The most basic possible Hugo site – 2024-10-23

Livestreaming a community election event on YouTube – 2024-10-10

Upgrading Homebrew and avoiding the failed to verify attestation error – 2024-10-09

Collecting replies to tweets using JavaScript – 2024-10-09

Compiling and running sqlite3-rsync – 2024-10-04

Building an automatically updating live blog in Django – 2024-10-02

Tags: weeknotes, llms, llm

AI Summary and Description: Yes

Summary: The text provides insights into recent developments in the large language model (LLM) landscape, highlighting advancements in multi-modal support and new capabilities introduced by major LLM vendors like OpenAI and Anthropic. This information is particularly relevant for professionals in AI security and cloud computing, as it touches on the emerging functionalities of LLM technologies that could impact data security and infrastructure design.

Detailed Description:

The content outlines several key developments in large language models (LLMs) over the last month, emphasizing new features, launches, and personal achievements related to LLM tooling. Here’s a breakdown of the major points:

– **Publication Frequency**: The author mentions a delay in blogging, which is common in tech circles where constant innovation occurs.

– **Event Highlights**:
– OpenAI held a significant event, “DevDay,” where new tools and technologies were showcased, such as advances in LLMs.
– Notable product launches from Anthropic, including new capabilities in JavaScript analysis and a tool for computer usage.
– GitHub Universe showcased additional developments in the LLM space.

– **LLM Tool Development**: The author successfully launched multi-modal support for their LLM tool:
– Originally envisioned to operate solely with images, the tool was upgraded to handle various media types, including PDFs, audio, and video, thanks to advancements in underlying models.
– This multi-modal capability opens up new avenues for integrating diverse data types into AI models, enhancing their functionality and applicability.

– **Research and Development**: The author mentions exploring local models and the challenges involved in designing a cross-model abstraction layer that effectively connects various AI models.

– **Future Directions**: There’s a strong inclination towards integrating tool usage within the LLM architecture, leveraging the emerging structured output capabilities across multiple models.

– **Community Engagement**: The author actively experiments with new features and encourages community engagement by sharing blog entries, which provide real-world applications and learning experiences concerning LLM functionalities.
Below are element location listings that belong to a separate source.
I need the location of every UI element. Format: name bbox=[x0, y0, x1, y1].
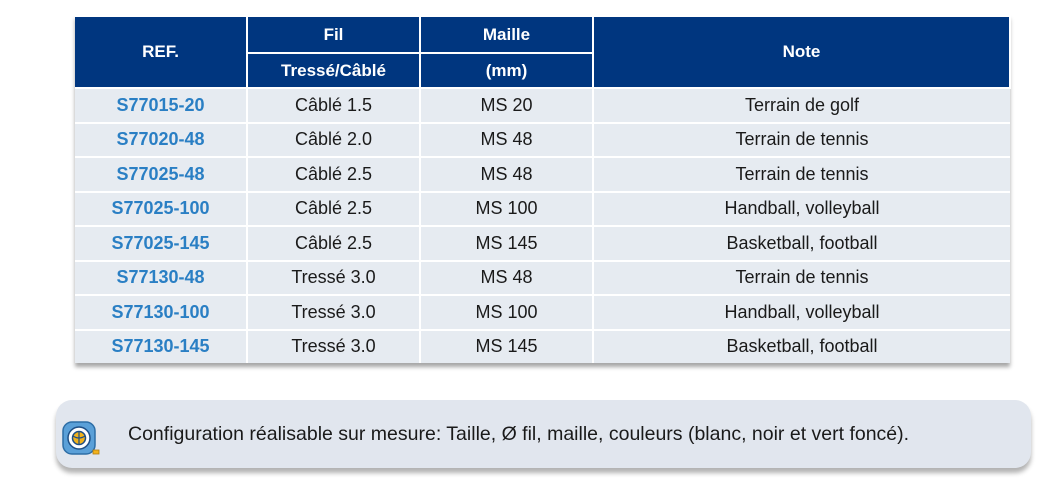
cell-fil: Câblé 2.5 bbox=[247, 226, 420, 261]
cell-maille: MS 48 bbox=[420, 123, 593, 158]
table-row bbox=[75, 330, 1010, 364]
cell-fil: Câblé 2.5 bbox=[247, 157, 420, 192]
cell-fil: Câblé 2.5 bbox=[247, 192, 420, 227]
cell-ref: S77025-145 bbox=[75, 226, 247, 261]
tape-measure-icon bbox=[62, 420, 100, 456]
cell-ref: S77025-100 bbox=[75, 192, 247, 227]
table-row bbox=[75, 226, 1010, 261]
product-table bbox=[75, 15, 1010, 363]
cell-maille: MS 48 bbox=[420, 157, 593, 192]
custom-configuration-note bbox=[56, 400, 1031, 468]
table-row bbox=[75, 123, 1010, 158]
note-text: Configuration réalisable sur mesure: Taille, Ø fil, maille, couleurs (blanc, noir et vert foncé). bbox=[128, 423, 910, 445]
table-row bbox=[75, 88, 1010, 123]
header-fil-sub: Tressé/Câblé bbox=[247, 53, 420, 88]
cell-ref: S77015-20 bbox=[75, 88, 247, 123]
cell-note: Terrain de tennis bbox=[593, 123, 1010, 158]
cell-note: Terrain de tennis bbox=[593, 157, 1010, 192]
cell-fil: Tressé 3.0 bbox=[247, 330, 420, 364]
cell-maille: MS 100 bbox=[420, 192, 593, 227]
cell-ref: S77130-145 bbox=[75, 330, 247, 364]
cell-note: Terrain de tennis bbox=[593, 261, 1010, 296]
table-row bbox=[75, 295, 1010, 330]
cell-fil: Câblé 1.5 bbox=[247, 88, 420, 123]
cell-note: Basketball, football bbox=[593, 330, 1010, 364]
header-note: Note bbox=[593, 16, 1010, 88]
header-maille: Maille bbox=[420, 16, 593, 53]
cell-note: Basketball, football bbox=[593, 226, 1010, 261]
header-fil: Fil bbox=[247, 16, 420, 53]
table-row bbox=[75, 261, 1010, 296]
cell-fil: Tressé 3.0 bbox=[247, 261, 420, 296]
cell-ref: S77020-48 bbox=[75, 123, 247, 158]
table-row bbox=[75, 192, 1010, 227]
cell-maille: MS 48 bbox=[420, 261, 593, 296]
table-row bbox=[75, 157, 1010, 192]
cell-ref: S77130-100 bbox=[75, 295, 247, 330]
cell-fil: Câblé 2.0 bbox=[247, 123, 420, 158]
spec-table bbox=[75, 15, 1011, 363]
cell-note: Handball, volleyball bbox=[593, 295, 1010, 330]
cell-maille: MS 100 bbox=[420, 295, 593, 330]
cell-note: Handball, volleyball bbox=[593, 192, 1010, 227]
cell-fil: Tressé 3.0 bbox=[247, 295, 420, 330]
header-ref: REF. bbox=[75, 16, 247, 88]
cell-maille: MS 145 bbox=[420, 226, 593, 261]
header-maille-sub: (mm) bbox=[420, 53, 593, 88]
cell-maille: MS 20 bbox=[420, 88, 593, 123]
cell-ref: S77025-48 bbox=[75, 157, 247, 192]
cell-maille: MS 145 bbox=[420, 330, 593, 364]
cell-ref: S77130-48 bbox=[75, 261, 247, 296]
cell-note: Terrain de golf bbox=[593, 88, 1010, 123]
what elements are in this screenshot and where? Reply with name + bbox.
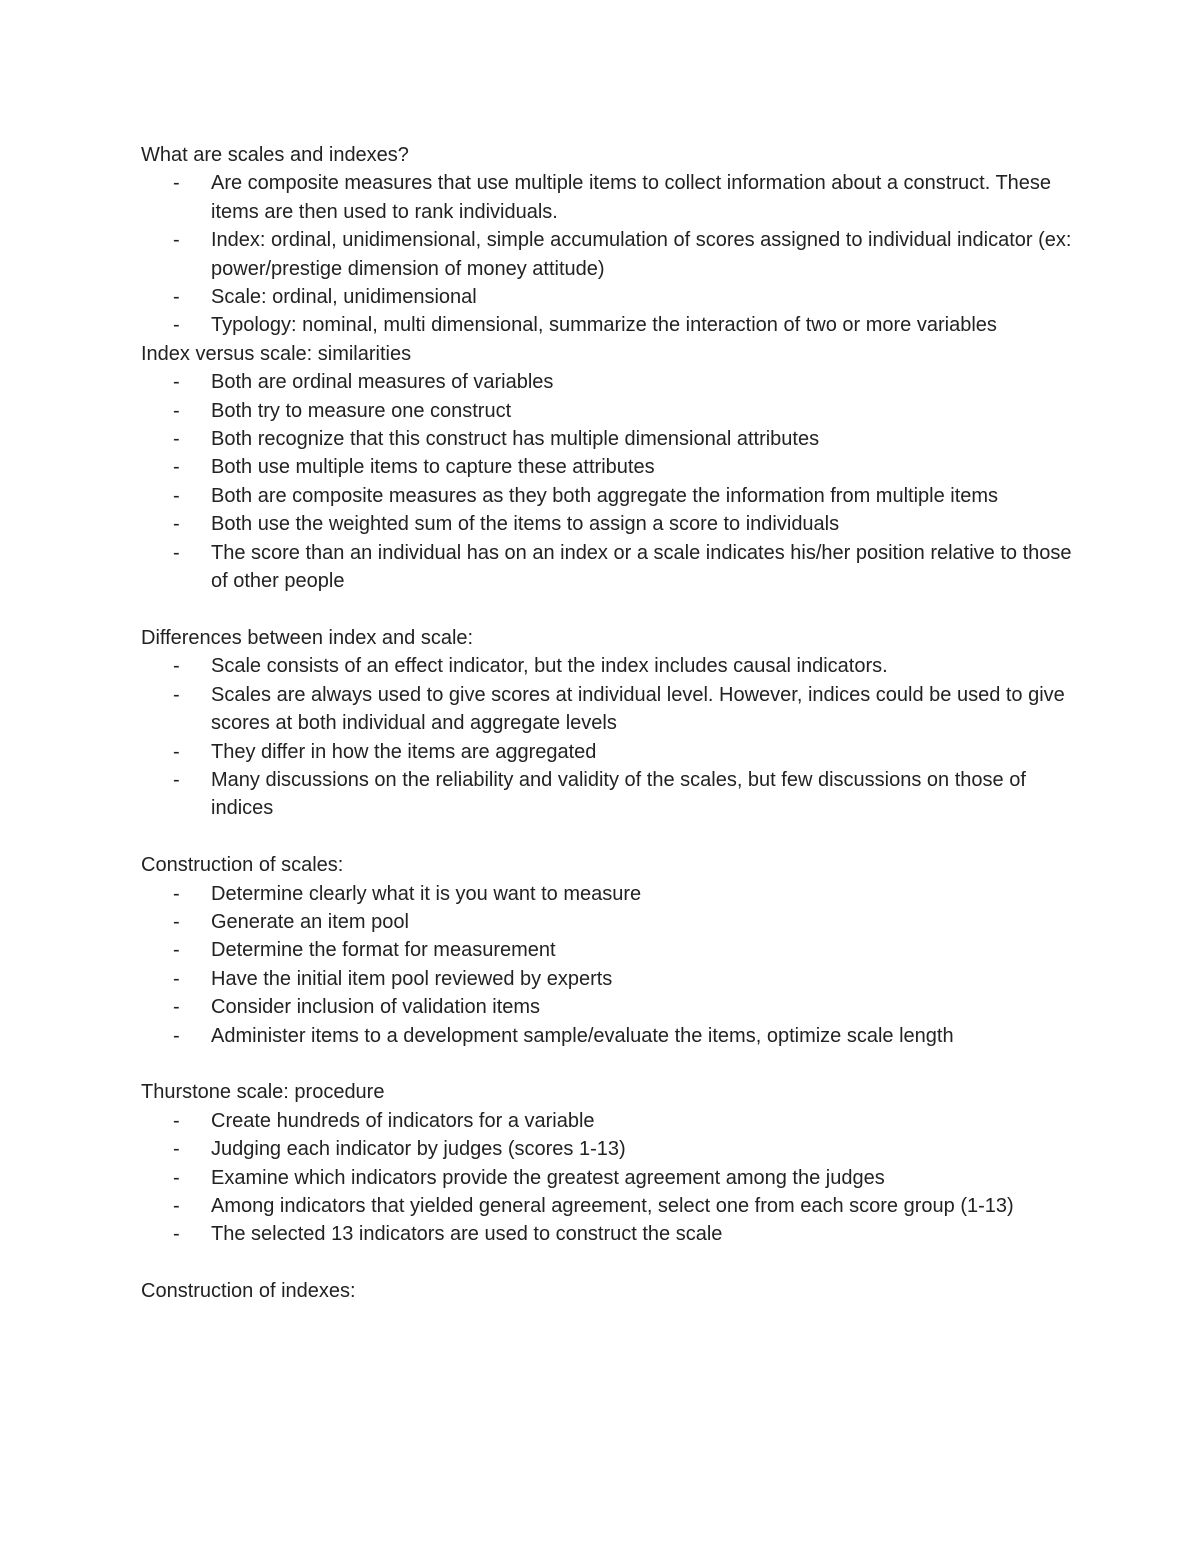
bullet-list <box>141 169 1081 339</box>
list-item-text: Examine which indicators provide the greatest agreement among the judges <box>211 1166 885 1189</box>
bullet-dash: - <box>173 882 180 905</box>
list-item-text: Scale consists of an effect indicator, but the index includes causal indicators. <box>211 655 888 678</box>
bullet-dash: - <box>173 172 180 195</box>
bullet-dash: - <box>173 967 180 990</box>
section-heading: Construction of scales: <box>141 854 344 877</box>
bullet-list <box>141 368 1081 595</box>
bullet-dash: - <box>173 1166 180 1189</box>
list-item-text: Determine the format for measurement <box>211 939 556 962</box>
list-item <box>141 539 1081 596</box>
bullet-dash: - <box>173 740 180 763</box>
list-item-text: Both use multiple items to capture these attributes <box>211 456 655 479</box>
list-item <box>141 993 1081 1021</box>
list-item <box>141 652 1081 680</box>
list-item <box>141 283 1081 311</box>
list-item-text: Scales are always used to give scores at individual level. However, indices could be used to give scores at both individual and aggregate levels <box>211 683 1065 735</box>
list-item <box>141 226 1081 283</box>
list-item-text: Are composite measures that use multiple items to collect information about a construct. These items are then used to rank individuals. <box>211 172 1052 223</box>
list-item <box>141 936 1081 964</box>
list-item <box>141 738 1081 766</box>
section-heading: Thurstone scale: procedure <box>141 1081 385 1104</box>
list-item-text: Create hundreds of indicators for a variable <box>211 1109 595 1132</box>
list-item-text: The selected 13 indicators are used to construct the scale <box>211 1223 723 1246</box>
bullet-dash: - <box>173 910 180 933</box>
bullet-dash: - <box>173 428 180 451</box>
bullet-dash: - <box>173 399 180 422</box>
list-item <box>141 169 1081 226</box>
bullet-dash: - <box>173 1194 180 1217</box>
list-item <box>141 482 1081 510</box>
list-item <box>141 880 1081 908</box>
list-item <box>141 1192 1081 1220</box>
section-heading: Differences between index and scale: <box>141 626 474 649</box>
bullet-dash: - <box>173 655 180 678</box>
bullet-dash: - <box>173 314 180 337</box>
list-item-text: Both use the weighted sum of the items to assign a score to individuals <box>211 513 840 536</box>
list-item <box>141 965 1081 993</box>
list-item <box>141 1220 1081 1248</box>
bullet-dash: - <box>173 286 180 309</box>
bullet-list <box>141 652 1081 822</box>
list-item <box>141 1135 1081 1163</box>
list-item-text: Both try to measure one construct <box>211 399 512 422</box>
bullet-dash: - <box>173 513 180 536</box>
list-item-text: They differ in how the items are aggregated <box>211 740 597 763</box>
list-item <box>141 311 1081 339</box>
list-item-text: Among indicators that yielded general agreement, select one from each score group (1-13) <box>211 1194 1014 1217</box>
bullet-dash: - <box>173 484 180 507</box>
list-item-text: Many discussions on the reliability and validity of the scales, but few discussions on those of indices <box>211 768 1026 820</box>
list-item <box>141 510 1081 538</box>
bullet-dash: - <box>173 1109 180 1132</box>
paragraph-spacer <box>141 1249 1081 1277</box>
list-item-text: Judging each indicator by judges (scores 1-13) <box>211 1138 626 1161</box>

**Bullet Points of Major Highlights:**
– OpenAI’s DevDay introduced significant updates to LLM functionalities.
– Anthropic launched new tools enhancing their LLM capabilities.
– Successful development of multi-modal support for images, audio, and videos.
– Future plans to design a structured interaction framework for various AI tools.
– Blog entries document developments, facilitating knowledge sharing within the community.

Overall, this text is a rich resource for professionals interested in the evolving landscape of AI and LLM technologies, particularly concerning security, compliance, and infrastructure considerations. As LLMs continue to incorporate diverse inputs and outputs, understanding their capabilities and potential security implications will be paramount for tech governance and compliance frameworks.